Appellant has failed to provide sufficient evidence to support his argument that there has been a substantial change in circumstances since the initial decree. Appellant has not filed income tax returns for the past seven years and provided no income documentation that would substantiate his income, business expenses, profits or losses since the dissolution. Appellant denies that he was employed, but admits to taking draws from his business entities, which consist primarily of golf-course developments. He also acknowledged that since the divorce in 1994, he paid $2.8 million in debt plus $500,000 in spousal maintenance. Appellant provided little explanation for where he obtained the money to pay these amounts. In addition, appellant’s agreement to pay spousal maintenance was supported by the fact that he received substantially all of the parties’ net worth, approximately $2.3 million, at the time of the dissolution. Respondent left the marriage with her personal belongings and appellant’s agreement to pay her $5,000 per month in spousal maintenance. Appellant has failed to meet his burden of showing that there has been a substantial change in circumstances. The district court’s findings are supported by the evidence, and therefore are not clearly erroneous. The district court did not abuse its discretion in denying appellant’s motion to terminate his spousal-maintenance obligation.
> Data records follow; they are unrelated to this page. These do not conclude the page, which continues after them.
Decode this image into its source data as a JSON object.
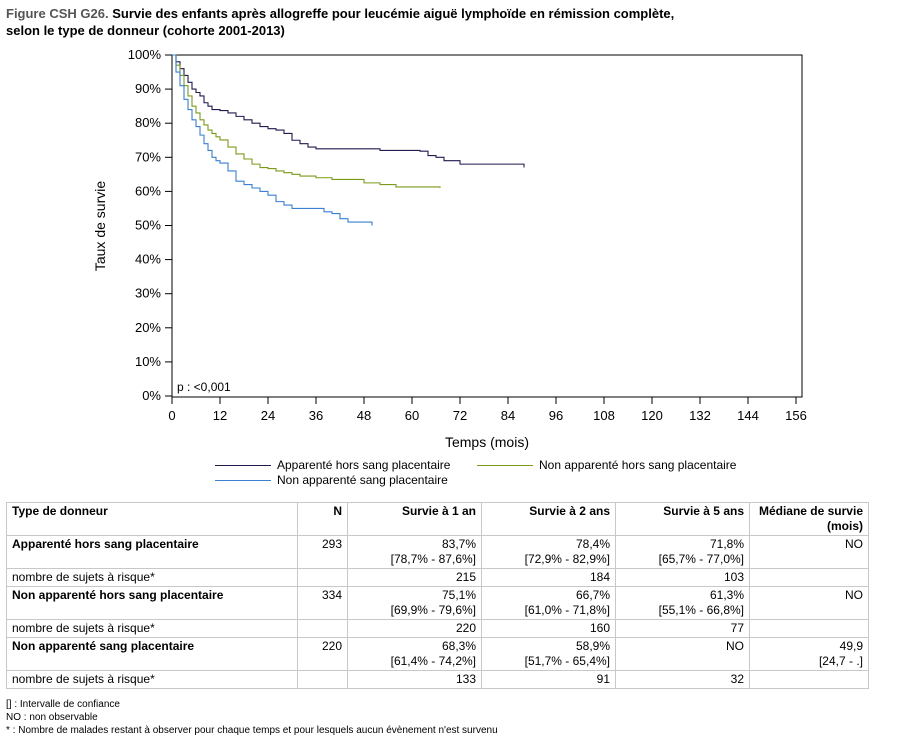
{
  "title": {
    "prefix": "Figure CSH G26.",
    "line1": "Survie des enfants après allogreffe pour leucémie aiguë lymphoïde en rémission complète,",
    "line2": "selon le type de donneur (cohorte 2001-2013)"
  },
  "chart_data": {
    "type": "line",
    "xlabel": "Temps (mois)",
    "ylabel": "Taux de survie",
    "xlim": [
      0,
      156
    ],
    "ylim": [
      0,
      100
    ],
    "x_ticks": [
      0,
      12,
      24,
      36,
      48,
      60,
      72,
      84,
      96,
      108,
      120,
      132,
      144,
      156
    ],
    "y_ticks": [
      "0%",
      "10%",
      "20%",
      "30%",
      "40%",
      "50%",
      "60%",
      "70%",
      "80%",
      "90%",
      "100%"
    ],
    "annotation": "p : <0,001",
    "grid": false,
    "legend_position": "bottom",
    "series": [
      {
        "name": "Apparenté hors sang placentaire",
        "color": "#1f1b4d",
        "x": [
          0,
          1,
          2,
          3,
          4,
          5,
          6,
          7,
          8,
          9,
          10,
          11,
          12,
          14,
          16,
          18,
          20,
          22,
          24,
          26,
          28,
          30,
          32,
          34,
          36,
          40,
          44,
          48,
          52,
          56,
          60,
          62,
          64,
          66,
          68,
          70,
          72,
          76,
          80,
          84,
          88
        ],
        "y": [
          100,
          98,
          96,
          94,
          92,
          90,
          89,
          88,
          86,
          85,
          84,
          84,
          83.7,
          83,
          82,
          81,
          80,
          79,
          78.4,
          78,
          77,
          75,
          74,
          73,
          72.5,
          72.5,
          72.5,
          72.5,
          72,
          72,
          72,
          71.8,
          70.5,
          70,
          69,
          69,
          68,
          68,
          68,
          68,
          67
        ]
      },
      {
        "name": "Non apparenté hors sang placentaire",
        "color": "#7a9a1a",
        "x": [
          0,
          1,
          2,
          3,
          4,
          5,
          6,
          7,
          8,
          9,
          10,
          11,
          12,
          14,
          16,
          18,
          20,
          22,
          24,
          26,
          28,
          30,
          32,
          36,
          40,
          44,
          48,
          52,
          56,
          60,
          64,
          67
        ],
        "y": [
          100,
          97,
          94,
          91,
          88,
          85,
          83,
          81,
          79.5,
          78,
          77,
          76,
          75.1,
          73,
          71,
          69.5,
          68,
          67,
          66.7,
          66,
          65.5,
          65,
          64.5,
          64,
          63.5,
          63.5,
          62.5,
          62,
          61.3,
          61.3,
          61.3,
          61
        ]
      },
      {
        "name": "Non apparenté sang placentaire",
        "color": "#3a7fd0",
        "x": [
          0,
          1,
          2,
          3,
          4,
          5,
          6,
          7,
          8,
          9,
          10,
          11,
          12,
          14,
          16,
          18,
          20,
          22,
          24,
          26,
          28,
          30,
          32,
          34,
          36,
          38,
          40,
          42,
          44,
          46,
          48,
          50
        ],
        "y": [
          100,
          95,
          91,
          87,
          84,
          81,
          79,
          76.5,
          74,
          72,
          70,
          69,
          68.3,
          66,
          63,
          62,
          61,
          60,
          58.9,
          57,
          56,
          55,
          55,
          55,
          55,
          54,
          53.5,
          52,
          51,
          51,
          51,
          50
        ]
      }
    ]
  },
  "table": {
    "headers": [
      "Type de donneur",
      "N",
      "Survie à 1 an",
      "Survie à 2 ans",
      "Survie à 5 ans",
      "Médiane de survie (mois)"
    ],
    "groups": [
      {
        "label": "Apparenté hors sang placentaire",
        "n": "293",
        "s1": "83,7%",
        "ci1": "[78,7% - 87,6%]",
        "s2": "78,4%",
        "ci2": "[72,9% - 82,9%]",
        "s5": "71,8%",
        "ci5": "[65,7% - 77,0%]",
        "median": "NO",
        "median_ci": "",
        "risk_label": "nombre de sujets à risque*",
        "risk1": "215",
        "risk2": "184",
        "risk5": "103"
      },
      {
        "label": "Non apparenté hors sang placentaire",
        "n": "334",
        "s1": "75,1%",
        "ci1": "[69,9% - 79,6%]",
        "s2": "66,7%",
        "ci2": "[61,0% - 71,8%]",
        "s5": "61,3%",
        "ci5": "[55,1% - 66,8%]",
        "median": "NO",
        "median_ci": "",
        "risk_label": "nombre de sujets à risque*",
        "risk1": "220",
        "risk2": "160",
        "risk5": "77"
      },
      {
        "label": "Non apparenté sang placentaire",
        "n": "220",
        "s1": "68,3%",
        "ci1": "[61,4% - 74,2%]",
        "s2": "58,9%",
        "ci2": "[51,7% - 65,4%]",
        "s5": "NO",
        "ci5": "",
        "median": "49,9",
        "median_ci": "[24,7 - .]",
        "risk_label": "nombre de sujets à risque*",
        "risk1": "133",
        "risk2": "91",
        "risk5": "32"
      }
    ]
  },
  "notes": [
    "[] : Intervalle de confiance",
    "NO : non observable",
    "* : Nombre de malades restant à observer pour chaque temps et pour lesquels aucun évènement n'est survenu"
  ]
}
Appellant also argues that the district court abused its discretion in awarding respondent $10,000 in attorney fees. An award of attorney fees under Minn. Stat. § 518.14, subd. 1 (2004), “rests almost entirely within the discretion of the [district] court and will not be disturbed absent a clear abuse of discretion.” Crosby v. Crosby, 587 N.W.2d 292, 298 (Minn. App. 1998) (quotation omitted), review denied (Minn. Feb. 18, 1999); see Geske v. Marcolina, 624 N.W.2d 813, 818 (Minn. App. 2001) (addressing 1990 amendments to Minn. Stat. § 518.14 as well as recovery of attorney fees under Minn. Stat. § 518.14, subd. 1, in both district and appellate court).
Attorney fees in dissolution cases are governed by Minn. Stat.
§ 518.14, subd. 1, which allows both need-based and conduct-based fee awards. The
district court “shall award attorney
costs, and disbursements in an amount necessary to enable a party to carry on
or contest the proceeding” if it finds (1) the fees are necessary for a good-faith assertion of rights; (2) the payor has the
ability to pay the award; and (3) the recipient does not have the means to pay
his or her own fees. Minn. Stat. § 518.14, subd. 1. Further, the district court “in its discretion,” may award “additional
fees, costs and disbursements against a party who unreasonably contributes to
the length or expense of the proceeding.”
While the district court found that “respondent is without current funds or ability to pay reasonable attorney fees and expenses and [appellant] is obligated to contribute to those fees incurred[,]” it did not identify the authority under which it awarded the attorney fees. Because there is no finding by the district court that appellant unreasonably contributed to the length and expense of the trial, and it cannot be reasonably inferred from the findings, it appears that the attorney-fees award to respondent is need-based. Further, although there is no specific finding that appellant had the ability to pay the award, the district court was familiar with the history of the case and had access to the parties’ financial records. The district court found that there has been little change in appellant’s income since the divorce and that in 2004 he received “well in excess of the $9,374 per month he was reportedly earning at the time of the dissolution stipulation.” Therefore, it can be reasonably inferred from the district court findings that appellant had the ability to pay the award. Based on the evidence, the district court did not abuse its discretion in awarding respondent attorney fees.